Die Mnyalis konnten in ihrer Hütte bleiben, obwohl Sabelo seinen Job als Nachmittagsbetreuer für Grundschüler unmittelbar mit Beginn des Lockdowns verloren hatte. Angestellt war er dort vom Sozialministerium, das über eine sozialverträgliche Lösung aber anscheinend nicht einmal nachdachte. »Als die Regierung die Schließung der Schulen bekannt gegeben hat, wurden wir entlassen. Wir hatten befristete Verträge mit der Option auf Verlängerung, aber es gab nicht einmal Verhandlungen.« Weil er die Stelle erst im Januar angetreten hatte, bekam Mnyali auch kein Arbeitslosengeld.

Über die Runden kam die junge Familie mit dem Gehalt von Nontsikelelo, die ihren Job in einem Callcenter behielt, seit Beginn des Lockdowns aber aus dem Homeoffice in ihrer Hütte arbeitet. »Ich musste zum Herrn des Hauses werden«, sagt die 29-Jährige und muss sogar kurz lachen. Der Ernst kehrt in ihr Gesicht zurück, als sie erklärt, dass sie ihren einjährigen Sohn zu ihrer Mutter geben musste, weil an Kundengespräche sonst kaum zu denken wäre. Lediglich am Wochenende kommt der Kleine zurück zu seinen Eltern und der sechsjährigen Schwester. »Ich vermisse ihn sehr. Dass er nicht bei mir ist, ist jeden Tag schwer«, sagt Nontsikelelo.

Finanziell aber kämen sie so gerade eben über die Runden. »Wir kaufen das Nötigste, aber den Luxus, uns mal etwas darüber hinaus zu gönnen, den gibt es nicht mehr«, berichtet Nontsikelelo und erklärt dann, was für sie »Luxus« ist: »Früher haben wir manchmal Essen vom Imbiss geholt, Snacks kaufen wir auch nicht mehr.« Auch Sparpläne hätten sie aussetzen müssen und nicht einmal mehr für die Bestattungsversicherung bezahlen können, ergänzt Sabelo Mnyali.

Allein ist die Familie mit all dem bei weitem nicht: Um 49,8 Prozent, so hat Stats SA berechnet, sank der Haushaltskonsum in Südafrika im zweiten Quartal 2020. Die Mnyalis blicken dennoch wieder mit etwas Zuversicht in die Zukunft. Sabelo hat vor einigen Wochen einen neuen Job gefunden.
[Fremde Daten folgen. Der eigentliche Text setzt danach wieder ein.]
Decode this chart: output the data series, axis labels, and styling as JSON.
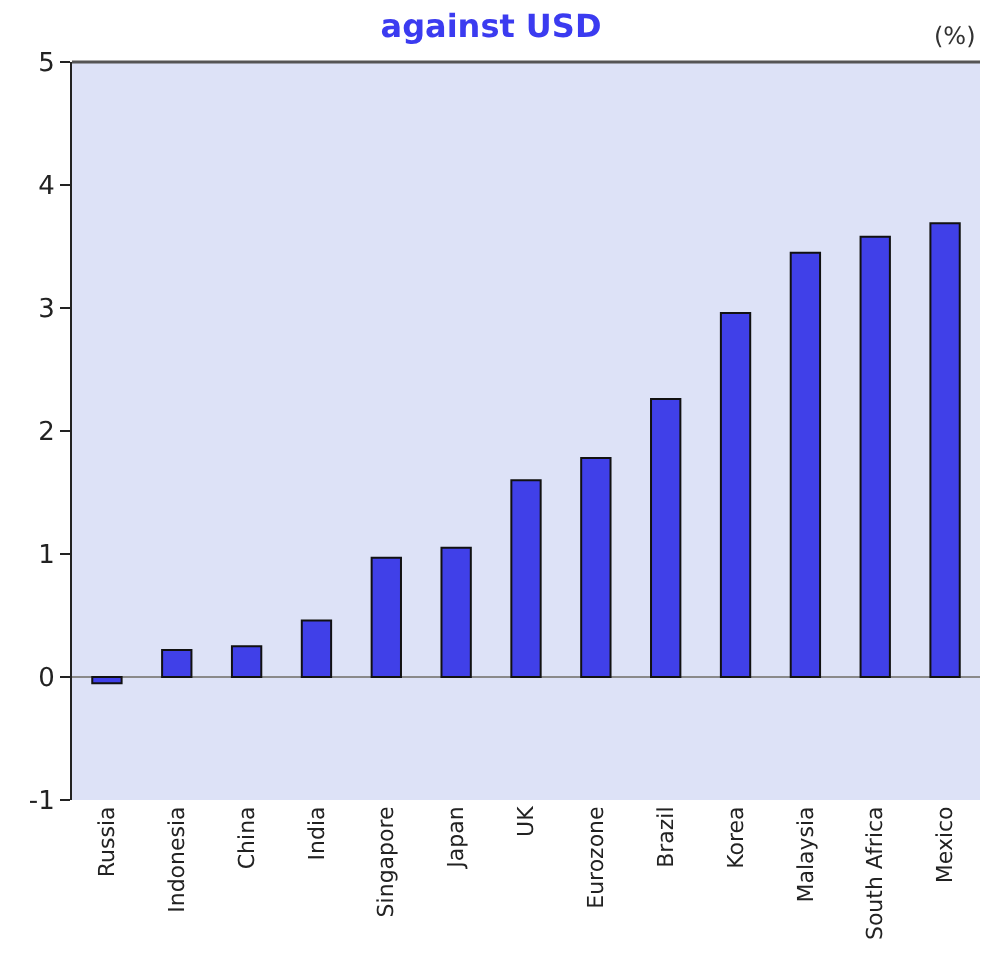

Christopher Siwela hofft derweil, dass nach der Aufhebung des Einreiseverbots bald wieder Urlauber nach Südafrika kommen und er wieder in Vollzeit arbeiten kann. Mindestens eine Million Arbeitsplätze jedoch, so schätzen Ökonomen, sind durch den Lockdown auf längere Sicht verloren gegangen.